The Federal Reserve is signaling a possible 0.25% rate cut next month as the balance of inflation and employment risks shifts. Tariff-related inflation risks have so far remained muted despite earlier concerns, while labor-market indicators show a slowing in new job growth and elevated borrowing costs are weighing on real estate. President Donald Trump has pushed for interest rate cuts. Some Federal Reserve officials and economists warn that cutting rates now could reduce policy tools in a major downturn. Economists offer differing views: some favor a modest cut now, while others insist rates should be set by market forces given high household and corporate debt.
The latest data show a significant slowdown in new jobs, and high interest rates are weighing on real estate. Many of us feared that tariffs would lead to much higher inflation. That hasn't happened yet, though it still could. Given the current balance of risks, I would like to see the Fed lower its main interest rate by 0.25% at the next meeting. I would wait for more data after that before deciding on the next step.

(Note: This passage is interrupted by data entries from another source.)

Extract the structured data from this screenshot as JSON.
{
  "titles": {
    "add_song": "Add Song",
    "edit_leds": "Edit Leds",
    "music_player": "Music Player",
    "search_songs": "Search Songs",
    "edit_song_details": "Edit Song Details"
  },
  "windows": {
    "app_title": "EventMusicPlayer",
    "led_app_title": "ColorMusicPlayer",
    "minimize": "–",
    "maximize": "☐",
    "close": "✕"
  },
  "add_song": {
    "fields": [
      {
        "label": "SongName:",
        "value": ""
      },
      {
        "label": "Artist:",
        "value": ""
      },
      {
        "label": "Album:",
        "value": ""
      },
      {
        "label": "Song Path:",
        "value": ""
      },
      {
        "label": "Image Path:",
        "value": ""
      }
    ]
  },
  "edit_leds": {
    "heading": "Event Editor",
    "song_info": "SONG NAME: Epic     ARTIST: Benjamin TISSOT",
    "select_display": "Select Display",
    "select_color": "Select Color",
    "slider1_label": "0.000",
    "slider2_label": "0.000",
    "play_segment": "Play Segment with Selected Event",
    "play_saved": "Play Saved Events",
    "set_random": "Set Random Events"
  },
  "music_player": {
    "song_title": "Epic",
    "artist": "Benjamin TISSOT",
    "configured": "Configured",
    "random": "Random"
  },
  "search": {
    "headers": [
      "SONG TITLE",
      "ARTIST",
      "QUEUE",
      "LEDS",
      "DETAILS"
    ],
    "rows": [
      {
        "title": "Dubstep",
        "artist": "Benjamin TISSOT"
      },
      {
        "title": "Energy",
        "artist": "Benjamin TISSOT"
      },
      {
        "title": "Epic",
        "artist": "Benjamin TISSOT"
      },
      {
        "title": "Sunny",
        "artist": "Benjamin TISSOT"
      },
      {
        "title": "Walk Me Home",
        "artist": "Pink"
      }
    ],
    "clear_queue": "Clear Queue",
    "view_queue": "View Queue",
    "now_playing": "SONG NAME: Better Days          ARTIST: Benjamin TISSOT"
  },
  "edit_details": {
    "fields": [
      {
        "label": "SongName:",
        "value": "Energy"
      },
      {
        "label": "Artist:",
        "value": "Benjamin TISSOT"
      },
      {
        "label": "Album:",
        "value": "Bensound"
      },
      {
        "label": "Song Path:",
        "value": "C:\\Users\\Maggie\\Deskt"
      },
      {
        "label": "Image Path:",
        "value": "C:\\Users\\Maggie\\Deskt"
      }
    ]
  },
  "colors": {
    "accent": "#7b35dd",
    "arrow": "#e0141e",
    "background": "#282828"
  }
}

Provided there are no major surprises in inflation and jobs data. The main rationale for waiting is potential price effects from tariffs, but that concern is overstated. Imports account for just 11% of U.S. GDP and if tariffs are passed through to prices, it is a one-time effect. A 25-basis-point cut will have only a marginal effect on the economy and keep the Fed from being behind the curve should current employment and inflation trends continue.